Isabela, por sua vez, sentiu o coração acelerar. Ele estava vestido de forma mais leve, sem o terno e gravata e com os dois primeiros botões de sua camisa abertos, com as mangas arregaçadas, dando um ar menos formal, mas ainda assim intimidador. Ele trocou algumas palavras rápidas com Tom e Jaime, pegou uma cerveja e se aproximou do grupo, sentando-se em uma cadeira próximo a Isabela.

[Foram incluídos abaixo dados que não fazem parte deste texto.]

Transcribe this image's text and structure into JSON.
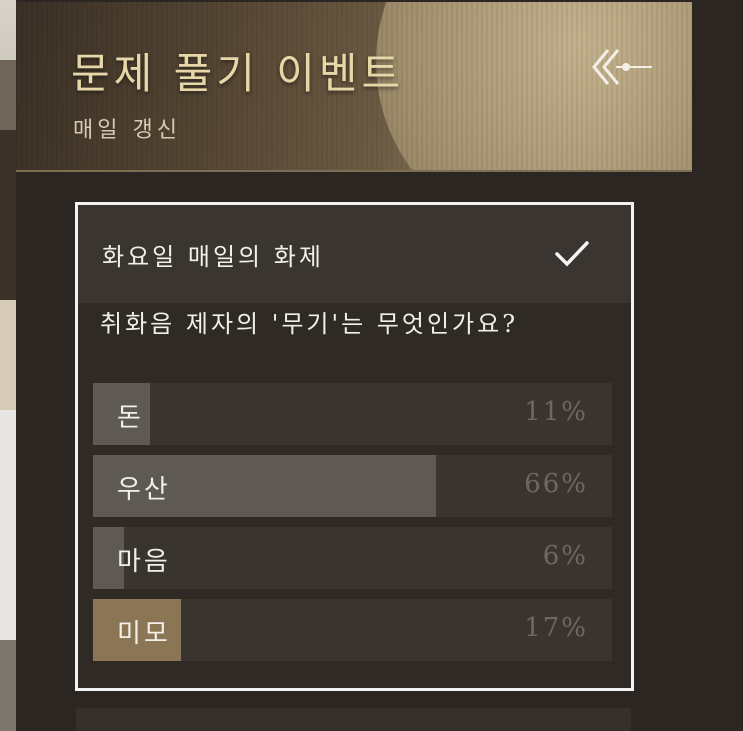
{
  "header": {
    "title": "문제 풀기 이벤트",
    "subtitle": "매일 갱신",
    "back_icon": "back-arrow-icon"
  },
  "quiz": {
    "day_label": "화요일 매일의 화제",
    "status_icon": "check-icon",
    "question": "취화음 제자의 '무기'는 무엇인가요?",
    "options": [
      {
        "label": "돈",
        "percent_text": "11%",
        "percent": 11,
        "selected": false
      },
      {
        "label": "우산",
        "percent_text": "66%",
        "percent": 66,
        "selected": false
      },
      {
        "label": "마음",
        "percent_text": "6%",
        "percent": 6,
        "selected": false
      },
      {
        "label": "미모",
        "percent_text": "17%",
        "percent": 17,
        "selected": true
      }
    ]
  },
  "colors": {
    "title_gold": "#e7d6a8",
    "bar_default": "#5f5955",
    "bar_selected": "#8a7655",
    "card_border": "#f2f2f2"
  }
}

Ela sentia o peso de sua presença, mesmo que ele não a estivesse olhando diretamente. A conversa fluía, mas Isabela se sentia distraída para o assunto, porém estava ciente de cada movimento de Ethan, de como ele parecia à vontade, mas ao mesmo tempo inacessível. Em determinado momento, seus olhares se cruzaram. O azul-cinza de seus olhos encontrou o dela por um instante que pareceu mais longo do que realmente foi. Isabela sentiu um calor percorrer seu corpo, uma onda de desejo que a deixou desnorteada e assustada, pois apenas um olhar a deixou molhada e querendo descobrir mais. Ele sorriu levemente, algo que ela nunca havia visto no escritório, e logo voltou sua atenção para outra parte da mesa.

Aquela troca de olhares foi suficiente para mexer com os nervos de Isabela. Por que ele tinha que ser tão bonito? E por que ela não conseguia parar de pensar nele? Ela não queria se distrair com nada disso, esse não era o propósito de sua mudança de país. Não sabia nem se ele era solteiro e mesmo assim, ele não saía de seus pensamentos.

Enquanto a noite avançava, Ethan continuava interagindo com o grupo, mas seus olhos frequentemente voltavam para Isabela. Ele a observava rindo com os colegas, os olhos brilhando sob a luz suave do pub. Havia algo na maneira como ela ocupava o espaço, sem esforço, que o intrigava profundamente. Ele sabia que havia uma linha tênue entre o profissional e o pessoal, e que cruzá-la seria perigoso. Mas ao mesmo tempo, não conseguia evitar a crescente curiosidade.

Perto da meia-noite, o grupo começou a se dispersar. Ethan se levantou e, com um último olhar para Isabela, despediu-se de todos. Isabela observou-o sair, sentindo-se dividida entre o alívio e excitação. O ar da noite estava frio, porém ela decidiu caminhar até o apartamento, esfriando um pouco o turbilhão de emoções que se agitava dentro dela.

A semana havia terminado, mas o jogo entre ela e Ethan estava apenas no início. Ela sabia que, de alguma forma, aquele homem de olhares intensos e presença imponente faria parte de seus dias. E, ansiava por isso, mesmo sem saber onde aquilo a levaria.